ZEN Engine is built as embeddable BRE for your Rust, NodeJS or Python applications.

Installation

npm i @gorules/zen-engine

or

yarn add @gorules/zen-engine

Usage

To execute a simple decision you can use the code below.

import { ZenEngine } from '@gorules/zen-engine';
import fs from 'fs/promises';

(async () => {
// Example filesystem content, it is up to you how you obtain content
const content = await fs.readFile('./jdm_graph.json');
const engine = new ZenEngine();

const decision = engine.createDecision(content);
const result = await decision.evaluate({ input: 15 });
})();

Loaders

For more advanced use cases where you want to load multiple decisions and utilise graphs you can build loaders.

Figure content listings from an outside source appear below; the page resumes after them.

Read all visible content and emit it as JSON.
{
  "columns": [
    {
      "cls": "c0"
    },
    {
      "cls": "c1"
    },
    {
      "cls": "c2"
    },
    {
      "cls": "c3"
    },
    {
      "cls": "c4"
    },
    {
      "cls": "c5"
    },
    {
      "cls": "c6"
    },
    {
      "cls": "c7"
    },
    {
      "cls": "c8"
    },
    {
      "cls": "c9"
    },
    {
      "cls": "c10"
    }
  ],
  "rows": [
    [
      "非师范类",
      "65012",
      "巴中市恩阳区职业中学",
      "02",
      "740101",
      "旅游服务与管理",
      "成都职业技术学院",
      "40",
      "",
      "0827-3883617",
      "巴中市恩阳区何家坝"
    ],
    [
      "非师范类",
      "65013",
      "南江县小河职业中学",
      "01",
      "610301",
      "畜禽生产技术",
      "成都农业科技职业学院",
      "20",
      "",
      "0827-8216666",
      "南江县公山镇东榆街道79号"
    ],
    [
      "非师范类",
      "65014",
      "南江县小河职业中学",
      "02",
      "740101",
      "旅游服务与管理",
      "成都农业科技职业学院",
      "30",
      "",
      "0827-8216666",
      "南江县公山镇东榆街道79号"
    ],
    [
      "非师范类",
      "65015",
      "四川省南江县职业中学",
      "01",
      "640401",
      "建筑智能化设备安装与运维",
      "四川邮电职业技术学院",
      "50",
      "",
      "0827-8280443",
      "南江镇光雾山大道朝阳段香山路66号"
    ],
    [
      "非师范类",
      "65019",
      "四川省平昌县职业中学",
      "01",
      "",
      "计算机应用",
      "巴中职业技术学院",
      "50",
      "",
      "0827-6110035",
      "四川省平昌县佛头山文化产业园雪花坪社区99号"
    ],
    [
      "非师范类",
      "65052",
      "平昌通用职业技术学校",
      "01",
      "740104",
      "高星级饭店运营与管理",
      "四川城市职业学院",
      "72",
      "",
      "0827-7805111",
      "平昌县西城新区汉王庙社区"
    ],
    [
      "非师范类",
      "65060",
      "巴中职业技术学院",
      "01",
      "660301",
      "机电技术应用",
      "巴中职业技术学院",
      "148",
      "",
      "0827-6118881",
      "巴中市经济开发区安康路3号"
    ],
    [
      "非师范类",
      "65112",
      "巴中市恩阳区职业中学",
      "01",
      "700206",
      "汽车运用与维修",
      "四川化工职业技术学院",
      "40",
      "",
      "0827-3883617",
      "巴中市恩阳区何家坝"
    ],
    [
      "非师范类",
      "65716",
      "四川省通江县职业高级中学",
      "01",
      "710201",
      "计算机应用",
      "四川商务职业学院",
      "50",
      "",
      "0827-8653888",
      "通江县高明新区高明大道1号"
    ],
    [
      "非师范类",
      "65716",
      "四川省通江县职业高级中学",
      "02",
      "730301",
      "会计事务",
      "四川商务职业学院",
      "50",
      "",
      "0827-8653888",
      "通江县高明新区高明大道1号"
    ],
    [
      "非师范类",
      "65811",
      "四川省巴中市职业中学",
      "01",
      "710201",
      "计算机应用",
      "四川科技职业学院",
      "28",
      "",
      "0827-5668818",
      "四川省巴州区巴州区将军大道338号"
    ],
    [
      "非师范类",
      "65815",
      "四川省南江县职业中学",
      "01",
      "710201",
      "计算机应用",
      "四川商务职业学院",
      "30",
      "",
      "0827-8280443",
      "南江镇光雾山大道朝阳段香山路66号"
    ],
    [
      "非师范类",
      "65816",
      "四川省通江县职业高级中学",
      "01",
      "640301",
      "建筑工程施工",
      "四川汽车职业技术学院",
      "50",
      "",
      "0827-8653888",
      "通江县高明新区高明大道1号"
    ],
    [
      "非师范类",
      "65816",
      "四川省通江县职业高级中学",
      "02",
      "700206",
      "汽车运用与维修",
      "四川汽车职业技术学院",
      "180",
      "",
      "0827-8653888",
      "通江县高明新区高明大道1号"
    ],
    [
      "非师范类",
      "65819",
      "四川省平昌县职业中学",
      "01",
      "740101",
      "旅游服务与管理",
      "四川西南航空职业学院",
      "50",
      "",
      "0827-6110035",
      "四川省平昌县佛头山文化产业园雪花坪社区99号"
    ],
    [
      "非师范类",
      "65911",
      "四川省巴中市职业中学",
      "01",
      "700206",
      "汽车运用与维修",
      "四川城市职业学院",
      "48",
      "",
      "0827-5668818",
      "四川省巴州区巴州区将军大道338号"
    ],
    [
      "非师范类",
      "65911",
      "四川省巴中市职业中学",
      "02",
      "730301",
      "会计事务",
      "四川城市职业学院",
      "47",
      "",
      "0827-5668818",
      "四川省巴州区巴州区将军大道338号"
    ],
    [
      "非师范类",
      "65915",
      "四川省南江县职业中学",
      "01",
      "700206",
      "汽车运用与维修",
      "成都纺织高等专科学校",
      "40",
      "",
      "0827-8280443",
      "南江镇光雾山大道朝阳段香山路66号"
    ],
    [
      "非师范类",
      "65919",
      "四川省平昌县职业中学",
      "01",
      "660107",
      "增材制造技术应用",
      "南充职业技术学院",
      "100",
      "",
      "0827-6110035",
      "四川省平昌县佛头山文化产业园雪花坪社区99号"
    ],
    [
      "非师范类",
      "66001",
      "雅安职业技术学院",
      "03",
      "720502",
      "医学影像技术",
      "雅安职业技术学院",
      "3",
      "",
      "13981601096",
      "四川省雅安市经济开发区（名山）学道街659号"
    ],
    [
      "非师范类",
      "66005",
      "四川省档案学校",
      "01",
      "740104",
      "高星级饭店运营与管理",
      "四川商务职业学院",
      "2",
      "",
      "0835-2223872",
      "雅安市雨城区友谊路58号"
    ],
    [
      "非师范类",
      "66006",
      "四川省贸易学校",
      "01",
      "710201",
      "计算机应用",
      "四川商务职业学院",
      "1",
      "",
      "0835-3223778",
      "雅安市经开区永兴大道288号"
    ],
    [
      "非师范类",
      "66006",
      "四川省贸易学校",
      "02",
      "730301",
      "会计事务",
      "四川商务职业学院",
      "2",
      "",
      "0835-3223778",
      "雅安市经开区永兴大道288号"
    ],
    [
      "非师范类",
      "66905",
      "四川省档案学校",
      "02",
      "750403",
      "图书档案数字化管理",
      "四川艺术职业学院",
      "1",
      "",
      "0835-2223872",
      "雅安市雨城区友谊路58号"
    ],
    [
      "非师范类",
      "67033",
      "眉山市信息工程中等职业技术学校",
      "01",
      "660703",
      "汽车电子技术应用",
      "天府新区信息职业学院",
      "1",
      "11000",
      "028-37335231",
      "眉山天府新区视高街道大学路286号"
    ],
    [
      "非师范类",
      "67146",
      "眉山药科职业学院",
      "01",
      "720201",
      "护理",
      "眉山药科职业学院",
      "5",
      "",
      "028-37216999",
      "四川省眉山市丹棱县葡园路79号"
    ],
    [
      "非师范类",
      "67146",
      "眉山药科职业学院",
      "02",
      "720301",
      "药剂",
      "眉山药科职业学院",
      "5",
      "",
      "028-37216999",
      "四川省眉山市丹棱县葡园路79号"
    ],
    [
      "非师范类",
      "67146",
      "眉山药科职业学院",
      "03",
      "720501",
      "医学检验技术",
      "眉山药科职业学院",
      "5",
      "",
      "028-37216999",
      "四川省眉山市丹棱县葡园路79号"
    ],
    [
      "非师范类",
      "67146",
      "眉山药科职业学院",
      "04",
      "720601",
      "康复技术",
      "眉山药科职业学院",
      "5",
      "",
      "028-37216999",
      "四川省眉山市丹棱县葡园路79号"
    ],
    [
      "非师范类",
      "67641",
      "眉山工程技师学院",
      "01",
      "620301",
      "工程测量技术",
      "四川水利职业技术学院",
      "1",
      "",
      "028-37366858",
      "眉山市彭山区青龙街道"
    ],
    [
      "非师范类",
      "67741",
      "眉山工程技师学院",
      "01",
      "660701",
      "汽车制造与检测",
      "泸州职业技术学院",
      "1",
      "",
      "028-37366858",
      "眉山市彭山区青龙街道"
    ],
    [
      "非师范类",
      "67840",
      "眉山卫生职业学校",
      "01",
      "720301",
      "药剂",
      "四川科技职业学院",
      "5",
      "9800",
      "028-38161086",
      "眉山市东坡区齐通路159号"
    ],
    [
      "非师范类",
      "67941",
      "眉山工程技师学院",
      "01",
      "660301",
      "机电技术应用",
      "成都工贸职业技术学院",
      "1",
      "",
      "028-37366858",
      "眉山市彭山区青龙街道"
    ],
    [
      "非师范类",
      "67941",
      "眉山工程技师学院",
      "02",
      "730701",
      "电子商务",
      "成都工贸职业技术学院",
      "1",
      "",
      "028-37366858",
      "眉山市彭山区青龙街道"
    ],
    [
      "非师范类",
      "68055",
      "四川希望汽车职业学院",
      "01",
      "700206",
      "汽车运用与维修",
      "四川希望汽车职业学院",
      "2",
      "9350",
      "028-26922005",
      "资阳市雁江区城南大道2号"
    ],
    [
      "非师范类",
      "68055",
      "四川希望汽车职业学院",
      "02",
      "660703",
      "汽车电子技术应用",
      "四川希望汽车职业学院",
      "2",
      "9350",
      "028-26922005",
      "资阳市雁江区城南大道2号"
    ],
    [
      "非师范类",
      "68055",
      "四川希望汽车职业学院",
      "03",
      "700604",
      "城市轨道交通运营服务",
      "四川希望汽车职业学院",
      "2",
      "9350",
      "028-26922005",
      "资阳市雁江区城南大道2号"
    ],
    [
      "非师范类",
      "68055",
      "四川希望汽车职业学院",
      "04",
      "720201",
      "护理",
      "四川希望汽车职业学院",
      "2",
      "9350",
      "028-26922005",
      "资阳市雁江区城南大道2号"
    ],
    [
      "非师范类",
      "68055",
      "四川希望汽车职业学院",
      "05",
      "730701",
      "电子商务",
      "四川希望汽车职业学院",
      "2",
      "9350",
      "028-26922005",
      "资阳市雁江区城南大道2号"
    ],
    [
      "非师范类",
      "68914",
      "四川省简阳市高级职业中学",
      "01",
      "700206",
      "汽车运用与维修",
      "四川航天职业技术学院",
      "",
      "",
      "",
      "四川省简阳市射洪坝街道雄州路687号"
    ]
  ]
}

import { ZenEngine } from '../index';
import fs from 'fs/promises';
import path from 'path';

const dataRoot = path.join(__dirname, 'jdm_directory');

const loader = async (key: string) =>
fs.readFile(path.join(testDataRoot, key))(async () => {
const engine = new ZenEngine({
loader,
});

const result = await engine.evaluate('jdm_graph1.json', { input: 5 });
})();

or

...

(async () => {
const engine = new ZenEngine({
loader
});
const decision = await engine.getDecision('jdm_graph1.json');
const result = await decision.evaluate({input: 5});
})();

When engine.evaluate is invoked it will call loader and pass a key expecting a content of the JDM decision graph. In the case above we will assume file jdm_directory/jdm_graph1.json exists.

Similar to this example you can also utilise loader to load from different places, for example from REST API, from S3, Database, etc.